Ces mots sont de Roger de Tourneville, l’homme à la tête de l’expédition.
Ce baron anglais est la dernière raison du succès des croisés. Il est ce qui manque cruellement aux Wersgorix : un vrai chef, visionnaire, capable d’inspirer la confiance à ses soldats. A plusieurs reprises, alors qu’il est lui-même aux prises avec le désespoir, constatant avoir mis les pieds dans un monde trop dangereux pour lui, on le voit stimuler et encourager ses hommes. Face à ses ennemis venus de l’espace, il sait faire preuve d’une détermination sans faille, pratiquer le bluff, prendre les risques qu’il faut, pour parvenir à ses fins. Toutefois, afin que son portrait soit plus humain, Poul Anderson prend soin de le montrer moins heureux en amour qu’au combat, complexifiant ainsi l’intrigue, et injectant chez les croisés un soupçon de dissensions internes qui deviendra pour eux la seule véritable menace.

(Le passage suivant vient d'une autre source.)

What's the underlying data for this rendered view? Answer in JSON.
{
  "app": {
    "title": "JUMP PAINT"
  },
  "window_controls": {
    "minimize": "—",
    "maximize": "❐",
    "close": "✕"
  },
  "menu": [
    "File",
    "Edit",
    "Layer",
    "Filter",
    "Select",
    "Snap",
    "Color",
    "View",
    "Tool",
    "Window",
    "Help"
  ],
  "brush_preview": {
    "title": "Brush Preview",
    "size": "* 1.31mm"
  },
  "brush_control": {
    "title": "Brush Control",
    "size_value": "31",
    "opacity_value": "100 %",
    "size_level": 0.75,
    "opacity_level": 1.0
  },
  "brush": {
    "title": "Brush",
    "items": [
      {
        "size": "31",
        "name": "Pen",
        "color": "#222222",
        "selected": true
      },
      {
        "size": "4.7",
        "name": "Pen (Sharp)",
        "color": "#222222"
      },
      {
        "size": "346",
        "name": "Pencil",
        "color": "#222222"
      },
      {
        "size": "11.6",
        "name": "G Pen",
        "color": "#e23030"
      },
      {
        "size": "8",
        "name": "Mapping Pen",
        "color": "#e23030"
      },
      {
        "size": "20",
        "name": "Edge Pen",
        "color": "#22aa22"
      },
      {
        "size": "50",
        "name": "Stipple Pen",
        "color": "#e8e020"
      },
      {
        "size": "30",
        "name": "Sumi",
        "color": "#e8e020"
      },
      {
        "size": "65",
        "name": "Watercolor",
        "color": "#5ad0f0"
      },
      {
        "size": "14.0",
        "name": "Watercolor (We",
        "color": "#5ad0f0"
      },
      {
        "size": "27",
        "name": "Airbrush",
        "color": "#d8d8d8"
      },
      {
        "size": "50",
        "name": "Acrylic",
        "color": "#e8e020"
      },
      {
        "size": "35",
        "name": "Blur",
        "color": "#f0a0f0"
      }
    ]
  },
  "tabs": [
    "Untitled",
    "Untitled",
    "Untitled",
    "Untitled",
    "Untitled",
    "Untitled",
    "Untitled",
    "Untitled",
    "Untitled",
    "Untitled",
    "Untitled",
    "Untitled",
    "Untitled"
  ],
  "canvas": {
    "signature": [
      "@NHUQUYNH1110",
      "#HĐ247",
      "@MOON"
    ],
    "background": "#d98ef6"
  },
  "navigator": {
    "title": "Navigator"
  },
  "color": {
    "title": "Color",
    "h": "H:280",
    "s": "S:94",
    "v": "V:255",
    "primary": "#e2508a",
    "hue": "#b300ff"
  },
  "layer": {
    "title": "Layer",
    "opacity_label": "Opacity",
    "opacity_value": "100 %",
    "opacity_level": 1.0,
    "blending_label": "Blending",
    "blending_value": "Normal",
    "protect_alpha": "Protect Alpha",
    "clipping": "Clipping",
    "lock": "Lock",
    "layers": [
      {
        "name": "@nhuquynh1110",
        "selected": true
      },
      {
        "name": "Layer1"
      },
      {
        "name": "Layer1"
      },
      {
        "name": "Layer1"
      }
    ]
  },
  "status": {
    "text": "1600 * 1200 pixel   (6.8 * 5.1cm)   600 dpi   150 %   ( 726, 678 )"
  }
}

La supériorité technologique n’est pas la supériorité. Voici donc le message que nous transmet Poul Anderson avec The High Crusade, lequel rejoint, comme l’a souligné à juste titre l’anthologiste Jacques Goimard, les enseignements professés à la même époque par Claude Lévi-Strauss. C’est aussi la même constatation, la faiblesse des civilisations avancées, que fait Lovecraft dans son œuvre, comme le souligne le très bon essai que lui a consacré Michel Houellebecq. Qu’on en tire une idéologie humaniste, comme Lévi-Strauss (respectons les autres civilisations, car elles ne nous sont pas inférieures), raciste et fascisante, comme Lovecraft (craignons les autres peuples, car ils pourraient prendre sur nous le dessus), ou que l’on ait un point de vue plus neutre, comme Anderson dans ce roman, c’est toujours le même constat : l’avantage des âmes compte bien plus que celui des armes.